Biblioteca civica "MINO MILANI" bibliogarlasco@yahoo.it tel. 0382/801009 "Le paradis, à n'en pas douter, n'est qu'une immense bibliothèque" (Gaston Bachelard) SELEZIONE DI ARTICOLI SULL'UNIVERSO-LIBRO
lunedì 22 novembre 2010
Inge Film
"Il 24 novembre prossimo Inge Feltrinelli compie ottant'anni.

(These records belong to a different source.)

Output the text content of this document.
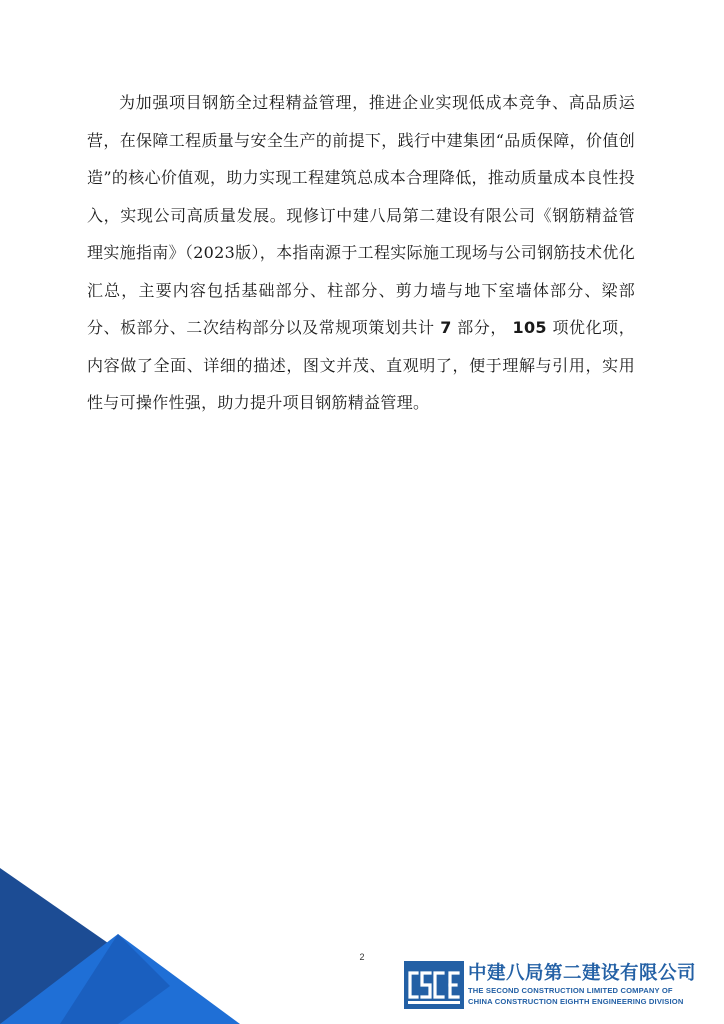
为加强项目钢筋全过程精益管理，推进企业实现低成本竞争、高品质运营，在保障工程质量与安全生产的前提下，践行中建集团“品质保障，价值创造”的核心价值观，助力实现工程建筑总成本合理降低，推动质量成本良性投入，实现公司高质量发展。现修订中建八局第二建设有限公司《钢筋精益管理实施指南》（2023版），本指南源于工程实际施工现场与公司钢筋技术优化汇总，主要内容包括基础部分、柱部分、剪力墙与地下室墙体部分、梁部分、板部分、二次结构部分以及常规项策划共计 7 部分， 105 项优化项，内容做了全面、详细的描述，图文并茂、直观明了，便于理解与引用，实用性与可操作性强，助力提升项目钢筋精益管理。

2
中建八局第二建设有限公司
THE SECOND CONSTRUCTION LIMITED COMPANY OF
CHINA CONSTRUCTION EIGHTH ENGINEERING DIVISION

La festa - amici, editori, scrittori arriveranno da molte parti del mondo - si terrà alla Stazione Centrale di Milano, con l'apertura di Feltrinelli Express, la libreria numero 101, «la Feltrinelli più grande d'Italia». In quell'occasione si proietterà Inge Film, realizzato da Luca Scarzella e Simonetta Fiori e presentato in anteprima al Festival di Roma. «È la mia autobiografia non scritta» dice Inge Feltrinelli. «Tutti mi chiedono di scriverne una, ma io non voglio. Tutte le autobiografie sono vanitose, non dicono mai la verità vera. Aveva ragione un mio amico che non c'è più, il grande editore Rowohlt, che diceva sempre: noi editori non dobbiamo scrivere libri, non siamo bravi a scrivere. Non siamo uomini di idee, ma di aneddoti».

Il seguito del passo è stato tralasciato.